If you really believe the consciousness of man is not an accidental product of nature, then you should feel a sense of awe and hold its importance in high regard. If you are prepared to genuinely believe that morality is not a mere illusion of rules passed down and borrowed from other minds; but rather that which is determinative and consequently able to point you to a Higher Power outside of yourself, then you are ready to make true, decisive intellectual progress. After all our tedious clearing out of the way competing theories against transcendent reality, if we are to avoid an outright metaphysical pestilence, we need to do a little more thinking. But for now, let’s move on…

I would like to now propose some new philosophical reflections which, as I have said from the outset that, from any strict theoretical point of view, may contain mysterious or unanswerable questions that face all of us. Have you ever chosen the weaker of two desires? Every new moment in life seems to bring necessities which must be satisfied at once. A want or a need causes a sensation and it is usually followed at once by a blundering effort to satisfy it. This, of course, then produces channels of habit which later on turns into a predisposition.

We are faced with a world in which we are occasionally forced to make judgments of regret. Hardly an hour passes in which we do not wish that something might have been otherwise, but does this necessarily imply that judgments of regret are bad? Calling a thing bad means that the thing ought not to be, and that something else ought to have been in its place. I see no escape whatever from the conclusion that some things, being what they were, could not have been any different in order to get us to the place where we are today.

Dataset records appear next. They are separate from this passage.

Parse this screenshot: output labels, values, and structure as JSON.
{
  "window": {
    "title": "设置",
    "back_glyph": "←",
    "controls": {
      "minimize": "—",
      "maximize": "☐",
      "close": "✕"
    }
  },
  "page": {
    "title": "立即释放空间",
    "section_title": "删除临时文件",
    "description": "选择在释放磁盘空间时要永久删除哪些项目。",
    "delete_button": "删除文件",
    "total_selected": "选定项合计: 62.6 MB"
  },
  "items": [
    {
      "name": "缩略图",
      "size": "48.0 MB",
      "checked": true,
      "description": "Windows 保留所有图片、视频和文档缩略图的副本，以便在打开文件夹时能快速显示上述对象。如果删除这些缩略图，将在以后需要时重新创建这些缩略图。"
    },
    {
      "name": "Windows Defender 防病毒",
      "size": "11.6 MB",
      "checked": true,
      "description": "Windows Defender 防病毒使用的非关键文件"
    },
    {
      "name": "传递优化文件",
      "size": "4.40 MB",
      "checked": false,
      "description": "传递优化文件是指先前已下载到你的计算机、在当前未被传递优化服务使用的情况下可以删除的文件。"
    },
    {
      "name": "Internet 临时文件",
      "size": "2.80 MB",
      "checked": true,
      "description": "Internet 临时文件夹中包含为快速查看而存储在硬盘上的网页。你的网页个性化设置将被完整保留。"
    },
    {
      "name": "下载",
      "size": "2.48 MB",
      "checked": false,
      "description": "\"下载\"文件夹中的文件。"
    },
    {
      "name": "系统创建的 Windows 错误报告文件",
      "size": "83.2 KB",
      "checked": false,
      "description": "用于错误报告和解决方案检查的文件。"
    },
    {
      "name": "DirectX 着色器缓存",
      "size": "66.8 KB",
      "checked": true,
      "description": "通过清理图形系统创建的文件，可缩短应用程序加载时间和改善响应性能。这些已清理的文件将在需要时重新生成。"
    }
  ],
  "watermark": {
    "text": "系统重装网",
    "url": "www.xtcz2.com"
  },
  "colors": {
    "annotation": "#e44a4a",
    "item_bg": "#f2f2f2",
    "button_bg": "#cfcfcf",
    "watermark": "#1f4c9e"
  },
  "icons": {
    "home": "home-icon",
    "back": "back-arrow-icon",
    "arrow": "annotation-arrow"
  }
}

In our world, no single point of view can ever take in the whole scene; and to a mind possessed with the love of simplicity and unity at any cost, this fact will no doubt remain forever unacceptable. Though the universe contains a principle of evil, without such a principle in it, good could not be appreciated for what it is. A certain amount of evil requires a condition by which a higher form of goodness is brought about.

It is of no small account when good snatches the victory from evil. This is what gives a palpitating reality to our moral life and makes it tingle with so strange and elaborate an excitement. It is breathtaking when we realize that our triumph is only possible when God works through us. And that, more than anything right now, makes me feel special.